Therapy and monitoring of its effectiveness over time:
Once the diagnosis of hypertension has been confirmed, it is important to follow a correct lifestyle: stop smoking, lose weight, reduce salt intake, stop junk food, exercise adequate and regularly take prescribed medications, with blood pressure monitoring at home, taking blood pressure diary to show to the doctor during the follow up visit. ABPM and cardiac echo are also useful for monitoring therapy.

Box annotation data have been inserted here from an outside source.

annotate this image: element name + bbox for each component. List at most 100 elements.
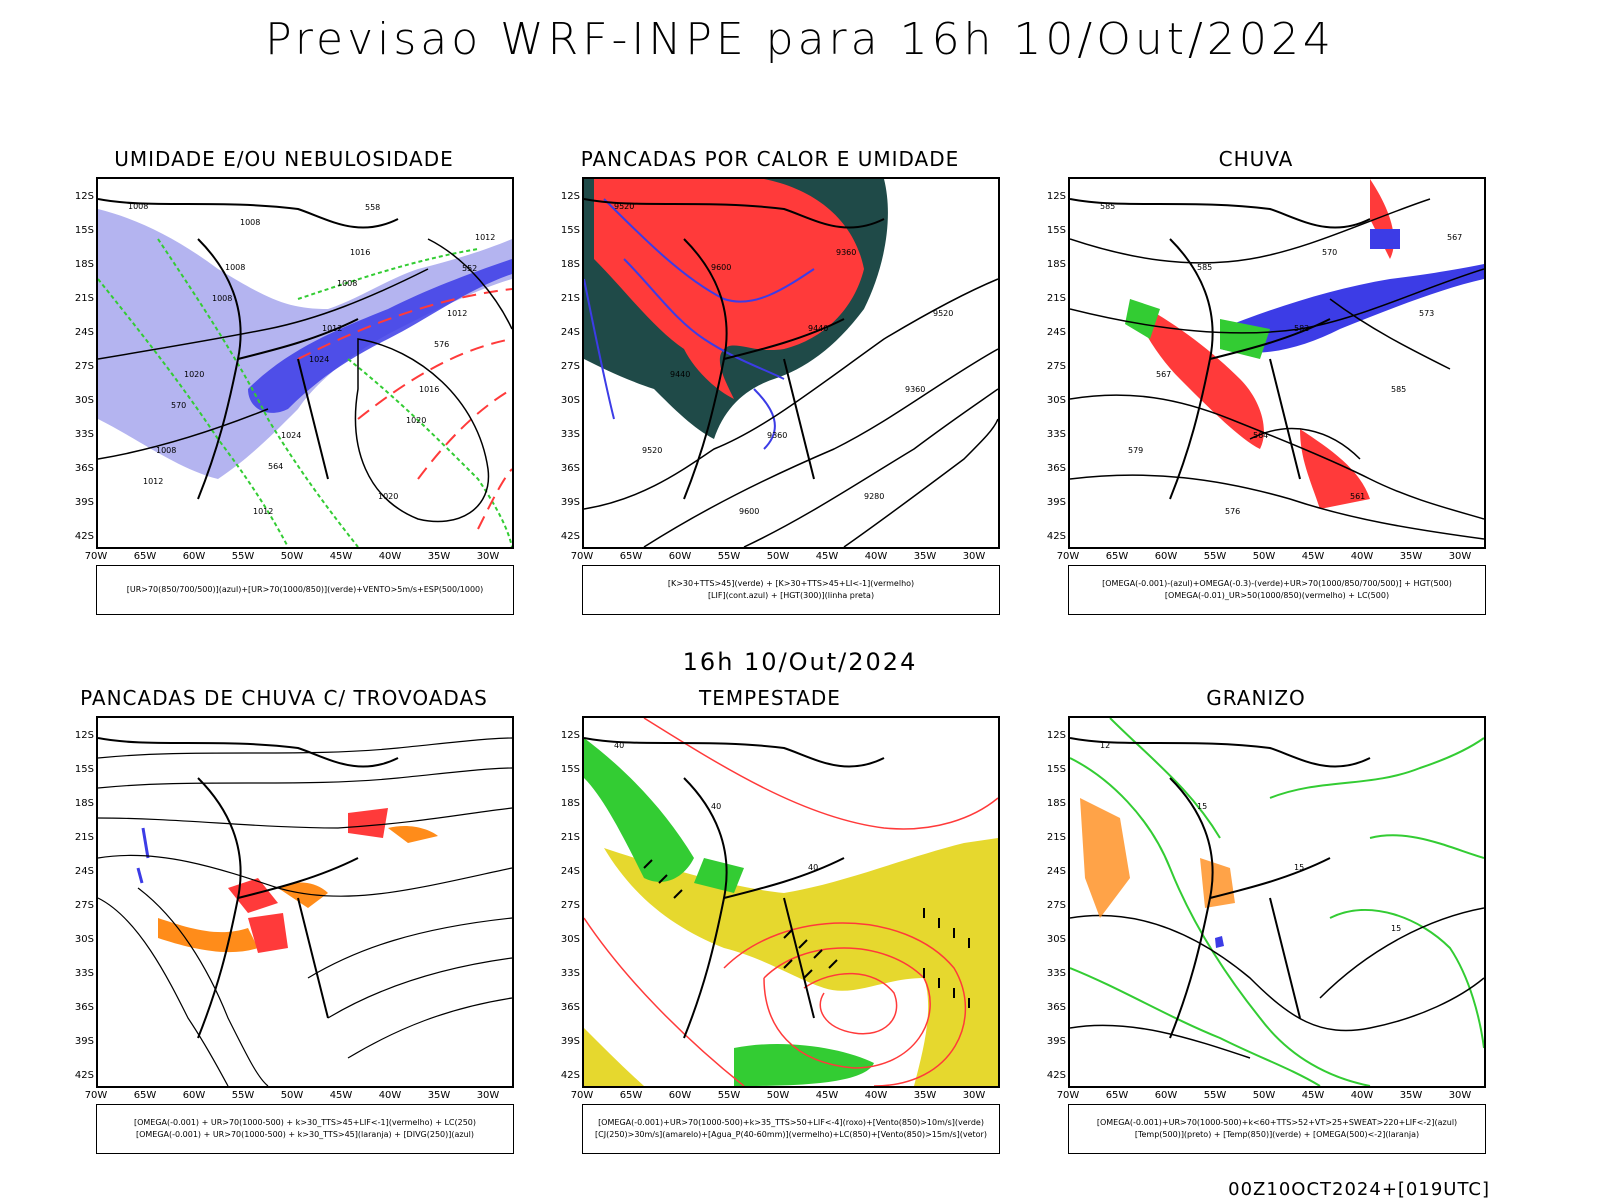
map-granizo: 12 15 15 15 [1068, 716, 1486, 1088]
latitude-tick-label: 27S [74, 900, 94, 911]
longitude-tick-label: 70W [1056, 551, 1080, 562]
latitude-tick-label: 30S [1046, 395, 1066, 406]
contour-value-label: 40 [614, 741, 624, 750]
temp-850-contours [1070, 718, 1484, 1086]
contour-value-label: 576 [434, 340, 449, 349]
latitude-tick-label: 36S [74, 463, 94, 474]
contour-value-label: 9520 [933, 309, 953, 318]
contour-value-label: 567 [1156, 370, 1171, 379]
panel-title: PANCADAS DE CHUVA C/ TROVOADAS [80, 686, 488, 710]
longitude-tick-label: 60W [668, 1090, 692, 1101]
contour-value-label: 1020 [378, 492, 398, 501]
longitude-tick-label: 50W [1252, 551, 1276, 562]
panel-legend: [OMEGA(-0.001)+UR>70(1000-500)+k>35_TTS>… [582, 1104, 1000, 1154]
longitude-tick-label: 45W [329, 551, 353, 562]
latitude-tick-label: 24S [560, 327, 580, 338]
thunder-orange-area [158, 825, 438, 953]
longitude-tick-label: 65W [133, 1090, 157, 1101]
longitude-tick-label: 45W [1301, 1090, 1325, 1101]
longitude-tick-label: 30W [476, 1090, 500, 1101]
legend-line: [OMEGA(-0.01)_UR>50(1000/850)(vermelho) … [1164, 591, 1390, 600]
forecast-time-label: 16h 10/Out/2024 [682, 648, 918, 676]
latitude-tick-label: 39S [560, 497, 580, 508]
latitude-tick-label: 33S [74, 429, 94, 440]
panel-legend: [K>30+TTS>45](verde) + [K>30+TTS>45+LI<-… [582, 565, 1000, 615]
contour-value-label: 561 [1350, 492, 1365, 501]
legend-line: [Temp(500)](preto) + [Temp(850)](verde) … [1134, 1130, 1420, 1139]
longitude-tick-label: 40W [378, 551, 402, 562]
omega-orange-area [1080, 798, 1235, 918]
panel-legend: [OMEGA(-0.001)-(azul)+OMEGA(-0.3)-(verde… [1068, 565, 1486, 615]
latitude-tick-label: 36S [1046, 463, 1066, 474]
longitude-tick-label: 35W [1399, 551, 1423, 562]
latitude-tick-label: 27S [560, 361, 580, 372]
map-chuva: 585 585 582 585 579 576 570 573 567 564 561 567 [1068, 177, 1486, 549]
temp-500-contours [1070, 907, 1484, 1059]
contour-value-label: 1024 [309, 355, 329, 364]
latitude-tick-label: 36S [74, 1002, 94, 1013]
longitude-tick-label: 40W [864, 1090, 888, 1101]
country-borders [1070, 737, 1371, 1039]
contour-value-label: 9280 [864, 492, 884, 501]
contour-value-label: 15 [1391, 924, 1401, 933]
map-pancadas-calor: 9520 9600 9440 9360 9520 9600 9360 9520 9440 9360… [582, 177, 1000, 549]
longitude-tick-label: 55W [717, 551, 741, 562]
contour-value-label: 9360 [836, 248, 856, 257]
latitude-tick-label: 18S [74, 798, 94, 809]
country-borders [584, 198, 885, 500]
latitude-tick-label: 18S [560, 798, 580, 809]
longitude-tick-label: 30W [962, 1090, 986, 1101]
longitude-tick-label: 65W [619, 1090, 643, 1101]
latitude-tick-label: 24S [1046, 327, 1066, 338]
contour-value-label: 15 [1294, 863, 1304, 872]
run-timestamp: 00Z10OCT2024+[019UTC] [1228, 1179, 1490, 1200]
latitude-tick-label: 15S [74, 225, 94, 236]
panel-pancadas-calor: PANCADAS POR CALOR E UMIDADE 9520 9600 944… [540, 147, 1000, 627]
latitude-tick-label: 15S [74, 764, 94, 775]
contour-value-label: 1008 [240, 218, 260, 227]
latitude-tick-label: 24S [560, 866, 580, 877]
thunder-red-area [228, 808, 388, 953]
latitude-tick-label: 33S [560, 968, 580, 979]
latitude-tick-label: 18S [74, 259, 94, 270]
latitude-tick-label: 21S [1046, 293, 1066, 304]
longitude-tick-label: 65W [1105, 551, 1129, 562]
latitude-tick-label: 36S [560, 1002, 580, 1013]
contour-value-label: 9600 [739, 507, 759, 516]
longitude-tick-label: 70W [570, 551, 594, 562]
contour-value-label: 1012 [143, 477, 163, 486]
height-300-contours [584, 278, 998, 547]
latitude-tick-label: 42S [74, 1070, 94, 1081]
contour-value-label: 564 [1253, 431, 1268, 440]
contour-value-label: 9360 [905, 385, 925, 394]
longitude-tick-label: 50W [280, 1090, 304, 1101]
legend-line: [OMEGA(-0.001)-(azul)+OMEGA(-0.3)-(verde… [1102, 579, 1452, 588]
longitude-tick-label: 50W [766, 1090, 790, 1101]
longitude-tick-label: 55W [717, 1090, 741, 1101]
latitude-tick-label: 30S [74, 934, 94, 945]
latitude-tick-label: 21S [74, 293, 94, 304]
latitude-tick-label: 24S [74, 866, 94, 877]
contour-value-label: 1016 [350, 248, 370, 257]
latitude-tick-label: 15S [1046, 764, 1066, 775]
longitude-tick-label: 70W [84, 1090, 108, 1101]
map-trovoadas [96, 716, 514, 1088]
latitude-tick-label: 18S [560, 259, 580, 270]
low-pressure-850-contours [584, 718, 998, 1086]
contour-value-label: 567 [1447, 233, 1462, 242]
legend-line: [OMEGA(-0.001) + UR>70(1000-500) + k>30_… [133, 1118, 477, 1127]
longitude-tick-label: 35W [1399, 1090, 1423, 1101]
latitude-tick-label: 33S [74, 968, 94, 979]
latitude-tick-label: 18S [1046, 259, 1066, 270]
legend-line: [OMEGA(-0.001)+UR>70(1000-500)+k>35_TTS>… [598, 1118, 984, 1127]
panel-granizo: GRANIZO 12 15 15 15 [OMEGA(-0.001)+UR>70(10… [1026, 686, 1486, 1166]
height-500-contours [1070, 198, 1484, 540]
humidity-core-area [248, 259, 512, 413]
longitude-tick-label: 65W [619, 551, 643, 562]
longitude-tick-label: 45W [815, 551, 839, 562]
latitude-tick-label: 21S [560, 293, 580, 304]
contour-value-label: 1012 [253, 507, 273, 516]
longitude-tick-label: 30W [1448, 551, 1472, 562]
latitude-tick-label: 15S [1046, 225, 1066, 236]
contour-value-label: 579 [1128, 446, 1143, 455]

The efficacy of the therapy over time can also be assessed with echo-cardiac which allows to verify the effects on the cardiovascular system already observed with the previous same test, before the start of therapy, therefore, the enlargement of the left ventricle which should be reduced or disappeared at an advanced stage of the therapy itself. The absence of enlargement of the left ventricle at the time of diagnosis may indicate that the hypertension has recently appeared.
Today we can say that it is more and more frequent to diagnose hypertension less than 40 years of age, linked above all to lifestyle. Hypertension is an often silent killer that slowly affects the kidneys, heart, eyes, brain, so it is very important early diagnosis to avoid cardiovascular complications.